Mid Gleniron is a prehistoric site in Dumfries and Galloway used in the Neolithic and Bronze Age. The site is a scheduled ancient monument that comprises a group of six burial cairns. Two of the cairns, Mid Gleniron I and Mid Gleniron II are chambered cairns of the Clyde tradition. These are of historical importance because of their multi-stage construction which provides evidence for the development of Clyde cairns at the beginning of the Neolithic period.

== Mid Gleniron I & II ==
The chamber cairns, Mid Gleniron I & II, were excavated by Corcoran between 1963 and 1966. These excavations revealed a multi-period construction. Mid Gleniron I was revealed to have been originally two separate, small (5m diameter) rectangular cairns, each with entrances into single chambers. These cairns were set in the same direction, with their cambers aligned. Thomas notes the close positioning of these two cairns implies that it was anticipated that they would be incorporated into a larger construction. At a later date, these cairns were modified and subsumed into a large trapezoidal cairn. A third chamber was added as well as a forecourt, typical of Clyde cairns. The facade marking out the forecourt was made of standing stones measuring over eight meters across.

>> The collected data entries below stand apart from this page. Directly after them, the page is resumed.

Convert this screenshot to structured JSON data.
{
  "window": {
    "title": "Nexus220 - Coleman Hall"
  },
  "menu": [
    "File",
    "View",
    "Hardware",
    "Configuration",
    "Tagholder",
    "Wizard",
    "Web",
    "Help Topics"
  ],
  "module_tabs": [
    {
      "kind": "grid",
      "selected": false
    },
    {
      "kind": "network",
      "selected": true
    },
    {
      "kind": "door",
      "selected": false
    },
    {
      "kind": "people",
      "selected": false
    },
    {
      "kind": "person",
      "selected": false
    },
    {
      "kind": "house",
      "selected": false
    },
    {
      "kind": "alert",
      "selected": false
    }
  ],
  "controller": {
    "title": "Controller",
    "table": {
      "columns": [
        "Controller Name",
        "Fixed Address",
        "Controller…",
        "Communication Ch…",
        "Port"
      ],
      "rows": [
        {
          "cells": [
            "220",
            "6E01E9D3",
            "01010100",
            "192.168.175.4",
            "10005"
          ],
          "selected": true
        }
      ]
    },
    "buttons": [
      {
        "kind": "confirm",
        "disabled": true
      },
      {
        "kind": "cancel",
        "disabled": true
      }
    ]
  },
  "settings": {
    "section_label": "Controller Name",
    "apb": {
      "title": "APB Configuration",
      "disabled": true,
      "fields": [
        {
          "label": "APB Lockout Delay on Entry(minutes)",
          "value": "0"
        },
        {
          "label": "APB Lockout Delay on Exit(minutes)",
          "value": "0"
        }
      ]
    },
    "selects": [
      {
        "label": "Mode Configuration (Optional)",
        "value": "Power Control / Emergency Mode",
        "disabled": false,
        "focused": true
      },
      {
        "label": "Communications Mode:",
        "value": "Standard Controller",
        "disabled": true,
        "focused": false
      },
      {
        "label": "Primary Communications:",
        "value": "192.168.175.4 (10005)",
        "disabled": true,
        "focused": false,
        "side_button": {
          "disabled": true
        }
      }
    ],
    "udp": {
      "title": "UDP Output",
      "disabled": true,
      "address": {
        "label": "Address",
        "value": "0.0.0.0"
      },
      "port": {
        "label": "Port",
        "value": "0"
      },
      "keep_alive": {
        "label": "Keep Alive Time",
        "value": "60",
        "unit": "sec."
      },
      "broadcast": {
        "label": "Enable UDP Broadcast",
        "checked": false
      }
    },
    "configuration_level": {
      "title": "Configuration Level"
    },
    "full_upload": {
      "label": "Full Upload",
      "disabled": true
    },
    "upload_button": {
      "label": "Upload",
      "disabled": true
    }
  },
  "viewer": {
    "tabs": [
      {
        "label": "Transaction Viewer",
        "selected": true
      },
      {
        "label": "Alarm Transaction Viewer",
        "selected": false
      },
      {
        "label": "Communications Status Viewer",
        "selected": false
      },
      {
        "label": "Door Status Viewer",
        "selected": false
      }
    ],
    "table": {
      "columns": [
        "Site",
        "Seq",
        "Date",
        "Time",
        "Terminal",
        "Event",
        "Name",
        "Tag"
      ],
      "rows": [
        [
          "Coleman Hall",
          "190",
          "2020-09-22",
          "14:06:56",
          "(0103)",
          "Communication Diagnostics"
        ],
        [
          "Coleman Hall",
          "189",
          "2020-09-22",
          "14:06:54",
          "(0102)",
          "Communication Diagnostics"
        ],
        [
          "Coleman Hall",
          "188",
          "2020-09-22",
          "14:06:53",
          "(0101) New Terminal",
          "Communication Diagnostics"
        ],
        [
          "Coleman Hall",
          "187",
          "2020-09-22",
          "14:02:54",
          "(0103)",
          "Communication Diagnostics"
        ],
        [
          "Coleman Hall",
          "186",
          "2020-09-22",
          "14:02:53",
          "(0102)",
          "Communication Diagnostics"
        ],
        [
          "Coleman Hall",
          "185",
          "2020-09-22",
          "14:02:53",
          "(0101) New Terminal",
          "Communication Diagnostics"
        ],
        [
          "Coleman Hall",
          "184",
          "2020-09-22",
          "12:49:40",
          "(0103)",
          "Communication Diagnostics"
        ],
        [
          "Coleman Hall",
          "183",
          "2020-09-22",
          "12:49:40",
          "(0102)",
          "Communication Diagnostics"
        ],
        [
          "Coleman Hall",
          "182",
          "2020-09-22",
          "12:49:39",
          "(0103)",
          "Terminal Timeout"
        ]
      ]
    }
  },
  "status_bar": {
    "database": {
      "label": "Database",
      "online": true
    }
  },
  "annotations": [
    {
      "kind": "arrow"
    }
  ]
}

Mid Gleniron II also apparently began as a set of two smaller cairns. Like at Mid Gleniron I, this site was transformed into a large trapezoidal cairn with a forecourt. However, only one of the cairns was subsumed and altered by the new monument. The forecourt led into a new chamber which was blocked centuries later in the early Bronze Age.

Historic Environment Scotland's Statement of National Importance for the site notes its potentially international significance for shedding light on "the sequence and development of funerary and ritual architecture during the Neolithic and early Bronze Age."

Excavation at Droughdool Mote between 1999 and 2002 revealed a round cairn at the top of the mound, similar in construction to Mid Gleniron A.